3107 Background: Enrichment of the lower airway microbiota with oral commensals has been associated with transcriptomic changes affecting several inflammatory pathways associated with non-small cell lung cancer (NSCLC) development and progression. Using a mouse model of NSCLC, we evaluated the effects of lower airway dysbiosis on tumor progression and host transcriptomics. Methods: Preclinical model of lung cancer was constructed by introducing luminescence-tagged Kras mutated cells into C57/B6 mice, causing lung cancer to develop. Lower airway dysbiosis was induced by weekly intratracheal challenge with either PBS or Veillonella parvula in wild type and lung cancer mice.
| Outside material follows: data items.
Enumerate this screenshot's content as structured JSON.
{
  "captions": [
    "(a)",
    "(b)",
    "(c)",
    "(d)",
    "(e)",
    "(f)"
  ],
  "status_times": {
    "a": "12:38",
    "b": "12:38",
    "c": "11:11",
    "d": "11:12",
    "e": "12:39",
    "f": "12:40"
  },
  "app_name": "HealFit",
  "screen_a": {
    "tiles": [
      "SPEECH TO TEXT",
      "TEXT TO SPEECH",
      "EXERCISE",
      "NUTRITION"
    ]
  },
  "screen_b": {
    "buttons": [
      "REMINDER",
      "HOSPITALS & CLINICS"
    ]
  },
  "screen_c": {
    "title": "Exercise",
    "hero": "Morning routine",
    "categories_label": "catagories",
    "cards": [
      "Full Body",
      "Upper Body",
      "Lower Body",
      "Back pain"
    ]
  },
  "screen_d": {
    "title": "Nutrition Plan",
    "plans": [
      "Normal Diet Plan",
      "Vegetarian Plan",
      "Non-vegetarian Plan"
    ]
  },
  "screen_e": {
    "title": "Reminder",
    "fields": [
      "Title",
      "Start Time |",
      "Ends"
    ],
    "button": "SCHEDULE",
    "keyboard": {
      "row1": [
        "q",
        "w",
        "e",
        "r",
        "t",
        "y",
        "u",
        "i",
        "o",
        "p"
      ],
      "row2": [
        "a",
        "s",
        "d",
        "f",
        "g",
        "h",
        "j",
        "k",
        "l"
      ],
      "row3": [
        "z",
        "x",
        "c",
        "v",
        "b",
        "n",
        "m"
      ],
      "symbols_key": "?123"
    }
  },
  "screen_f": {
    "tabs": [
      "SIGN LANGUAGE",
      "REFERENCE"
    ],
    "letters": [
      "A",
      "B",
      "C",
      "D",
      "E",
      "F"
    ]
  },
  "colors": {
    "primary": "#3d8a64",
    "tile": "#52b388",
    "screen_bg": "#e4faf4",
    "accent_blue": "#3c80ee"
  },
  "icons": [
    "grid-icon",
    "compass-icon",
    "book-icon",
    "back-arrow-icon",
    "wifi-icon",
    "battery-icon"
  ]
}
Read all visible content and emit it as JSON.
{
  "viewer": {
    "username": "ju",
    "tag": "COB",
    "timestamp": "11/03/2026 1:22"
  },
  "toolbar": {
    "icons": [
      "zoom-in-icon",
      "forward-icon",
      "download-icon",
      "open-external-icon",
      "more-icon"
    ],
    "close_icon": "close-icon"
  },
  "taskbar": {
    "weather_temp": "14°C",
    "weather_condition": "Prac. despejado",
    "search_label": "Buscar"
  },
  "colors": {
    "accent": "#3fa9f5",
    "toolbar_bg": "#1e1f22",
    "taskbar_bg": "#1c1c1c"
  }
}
Experiments were repeated twice to evaluate for survival as well as lower airway host response using flow cytometry and RNA sequencing (HiSeq). Sequence data was processed using a validated mouse gene expression signature matrix with cibersort from https://cibersort.stanford.edu and DESeq using FDR correction. Results: In wild type mice, lower airway dysbiosis with Veillonella did not affect the survival, weight gain or airway lumen diameter. Among lung cancer mice, dysbiosis led to increased mortality, weight loss, and tumor burden. Multiple transcriptomic signatures were identified among the dysbiosis groups (both in WT and lung cancer mice). Unsupervised hierarchical clustering of immune cell profiles using cibersort on whole transcriptome showed near perfect separation between the four experimental conditions. Amongst the most differentially enriched immune cell subsets, we identified that lung dysbiosis upregulates genes annotated to Th1 and Th2 cells (p < 0.01, q < 0.2). Using flow cytometry, we identified that PD-1, IL-17, and ROR-gamma are differentially expressed in CD4+ cells in dysbiosis conditions, and these patterns are consistent in whole RNA transcriptome. Conclusions: Transcriptomic signatures reveal immune profiles associated with dysbiosis, an experimental condition associated with worse outcomes in lung cancer. This investigation provides novel insights into how disruption of the lower airway microbiome may contribute to the pathogenesis of NSCLC.